I can still remember exactly where I was when Benedict XVI was elected pope. After visiting the National Basilica on an elementary school field trip, my group and I head over to the Franciscan monastery in Washington DC. The friars give us a tour, and eventually we make our way into their beautiful gardens. Surrounded by vibrant flowers and religious statues, I am startled as the serene quiet is broken by the joyful ringing of bells. Several friars run outside with the joyous news. We have a pope. I do not know whom the friars speak of as they talk to each other of Joseph Ratzinger. But I do know that the strangely empty days since Pope John Paul II’s death are at a close. I am incredibly excited. As soon as I get home, my little brothers and I rush to watch the new announcements. We sit there, absolutely transfixed, as a figure clad in white steps out onto the balcony overlooking St. Peter’s Square. We are young, but we know that we have witnessed a vital moment for our Church.
I have grown up in Catholicism during the papacy of Pope Benedict XVI. The man who appeared on that balcony eight years ago has been a steady factor in my journey as a Catholic. Pope Benedict has been the epitome of humility, intelligence, and quiet strength. I know even non-Catholics who have visited Rome and attended papal audiences and been bowled over by the Holy Father’s love, gentleness, and humility. Pope Benedict has been notable for his continued insistence on faithfulness to church doctrine and to orthodox teaching of the catechism. Though this has made him unpopular in some circles, he has carried out this necessary task with great compassion and zeal.
As a young Catholic, I appreciate this. I want the real thing. My fellow Catholic youth and I are prepared to live out genuine, unapologetic Catholicism, however difficult that may be. I love the Holy Father for his uncompromising stance on faith and morals. He has stood strong even when battered by society and the media. Particularly notable are his efforts to improve the knowledge of Church teachings among youth. In 2011 he wrote the introduction for the youth catechism, in which he expressed his confidence in the youth of the Church.
He remarks, “The youth of today are not as superficial as some think.” Later he reminds us how important it is to really know what the Church teaches. He writes, “You need to know what you believe . . . yes, you need to be more deeply rooted in the faith than the generation of your parents so that you can engage the challenges and temptations of this time with strength and determination.”

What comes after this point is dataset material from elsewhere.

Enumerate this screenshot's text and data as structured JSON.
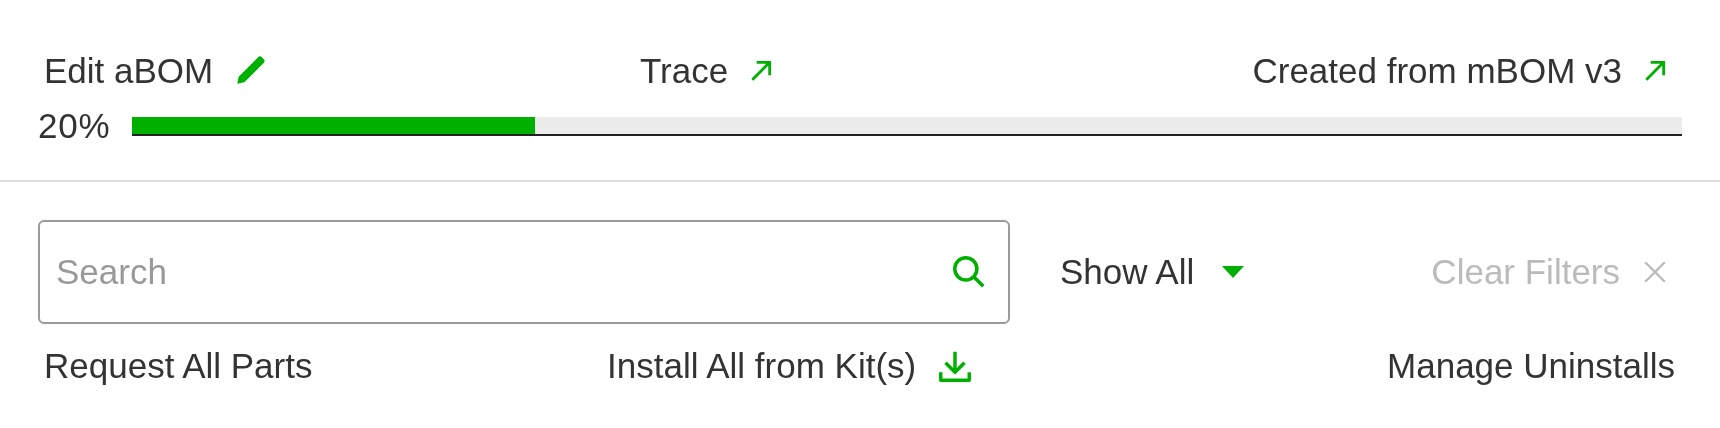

His stance against the moral relativism so prevalent in today’s culture is also worthy of applause. In a homily he delivered in 2005, he said that, “under the semblance of freedom, [relativism] becomes a prison for each one, for it separates people from one another, locking each person into his or her own ego.” Throughout his papacy, he has continued to defend the Catholic teaching on this and other matters concerning Catholics today, such as contraception, abortion, and same-sex “marriage”. Through these admirable efforts, he has inspired young Catholics throughout the world. The media only covers the young Catholics who are pressing for the ordination of women and the acceptance of married priests. In reality, there is a strong and vibrant generation of young people who are throwing off the shackles of relativism, progressivism, and feminism, and who want to preserve the traditions and teachings of the Church. This is the Benedict XVI generation. We are committed to the renewal of faithfulness among the laity. Pope Benedict’s presence as the shepherd of the Church during the past eight years has made me who I am today, as a Catholic and as a person.

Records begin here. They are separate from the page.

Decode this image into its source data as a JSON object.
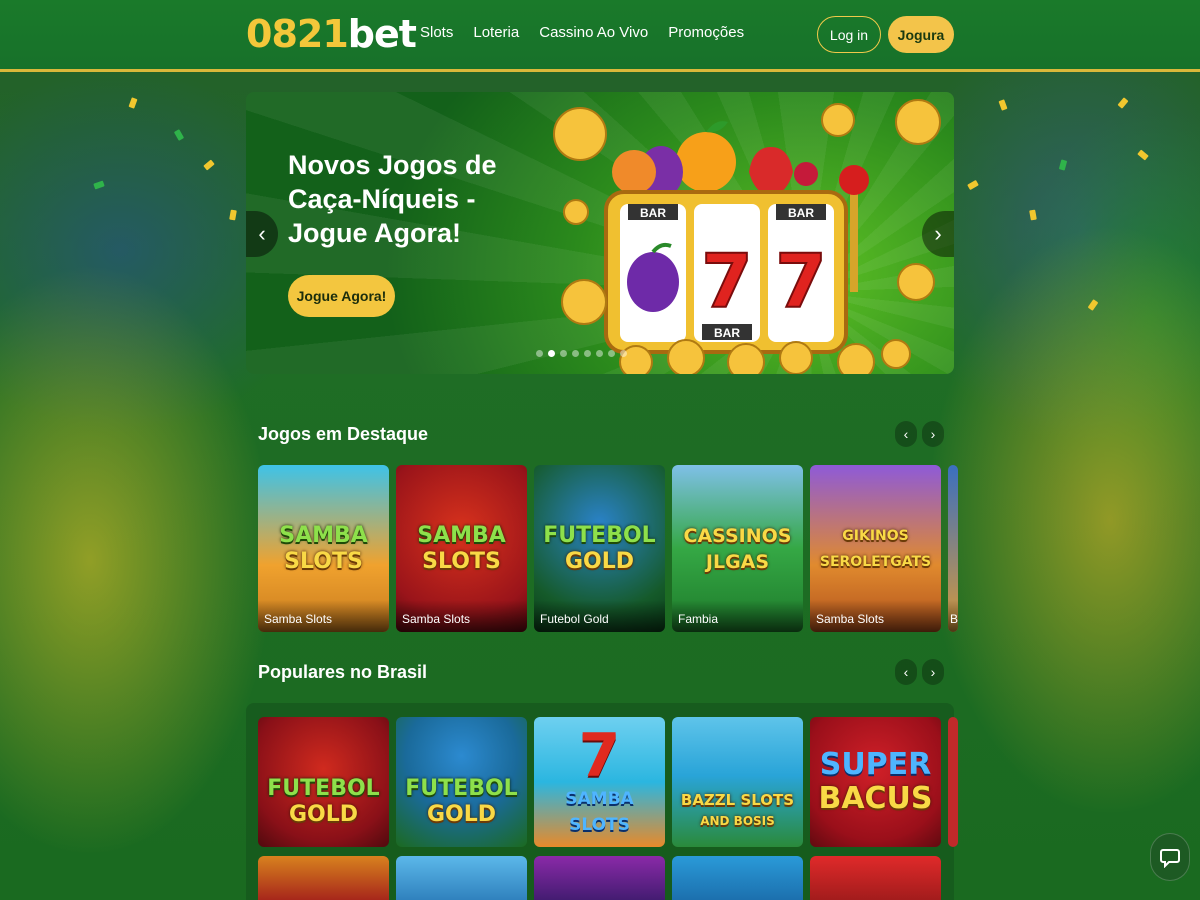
{
  "brand": {
    "logo_num": "0821",
    "logo_bet": "bet"
  },
  "nav": [
    "Slots",
    "Loteria",
    "Cassino Ao Vivo",
    "Promoções"
  ],
  "auth": {
    "login": "Log in",
    "signup": "Jogura"
  },
  "hero": {
    "title": "Novos Jogos de Caça-Níqueis - Jogue Agora!",
    "cta": "Jogue Agora!",
    "slide_count": 8,
    "active_slide": 1,
    "reel_labels": [
      "BAR",
      "BAR",
      "BAR"
    ],
    "reel_symbols": [
      "plum-icon",
      "7",
      "7"
    ]
  },
  "sections": {
    "featured": {
      "title": "Jogos em Destaque",
      "games": [
        {
          "name": "Samba Slots",
          "art": [
            "SAMBA",
            "SLOTS"
          ],
          "bg": "#f0a22e"
        },
        {
          "name": "Samba Slots",
          "art": [
            "SAMBA",
            "SLOTS"
          ],
          "bg": "#a91d1d"
        },
        {
          "name": "Futebol Gold",
          "art": [
            "FUTEBOL",
            "GOLD"
          ],
          "bg": "#1c7a2a"
        },
        {
          "name": "Fambia",
          "art": [
            "CASSINOS",
            "JLGAS"
          ],
          "bg": "#2aa845"
        },
        {
          "name": "Samba Slots",
          "art": [
            "GIKINOS",
            "SEROLETGATS"
          ],
          "bg": "#d96a2a"
        },
        {
          "name": "B",
          "art": [],
          "bg": "#3a6fc0"
        }
      ]
    },
    "popular": {
      "title": "Populares no Brasil",
      "games": [
        {
          "art": [
            "FUTEBOL",
            "GOLD"
          ],
          "bg": "#a5141e"
        },
        {
          "art": [
            "FUTEBOL",
            "GOLD"
          ],
          "bg": "#1a6aa0"
        },
        {
          "art": [
            "SAMBA SLOTS"
          ],
          "bg": "#2bb6e0"
        },
        {
          "art": [
            "BAZZL SLOTS",
            "AND BOSIS"
          ],
          "bg": "#29a4d8"
        },
        {
          "art": [
            "SUPER",
            "BACUS"
          ],
          "bg": "#b51621"
        }
      ]
    }
  },
  "colors": {
    "accent": "#f3c44a",
    "header": "#17712a",
    "page": "#1d6b22"
  },
  "icons": {
    "chat": "chat-icon",
    "prev": "chevron-left-icon",
    "next": "chevron-right-icon"
  }
}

It goes without saying: Pope Benedict’s resignation was a shock to me. When I checked my email that morning and found a news alert in my inbox, I could do nothing but stare dazedly at the screen. I have come to love and admire the man whom I first saw on the television screen so many years ago. Through the years, I’ve read his writings, listened to him on the radio, and defended him against secular criticism. I watched with tears in my eyes as his helicopter flew over Rome to the Castel Gandolfo on his last day as Supreme Pontiff. But I am so very inspired by the great humility of this unprecedented act. This time around, the papal election is similar in some ways, but in so many others it is completely different. I am much more knowledgeable about my faith and about the process of electing a pope. After Pope Benedict’s announcement, I immersed myself in learning about the papacy, the Vatican, the cardinals, and anything related to the election.. Also, I am able to feel the excitement, and perhaps even apprehension, of this historical moment without being grieved by the death of a pope. I look forward to meeting the changes that the Church will face in the next few weeks. I will support wholeheartedly with my prayers whomever the cardinals, guided by the Holy Spirit, elect. But I am, and will always be, the Benedict XVI generation.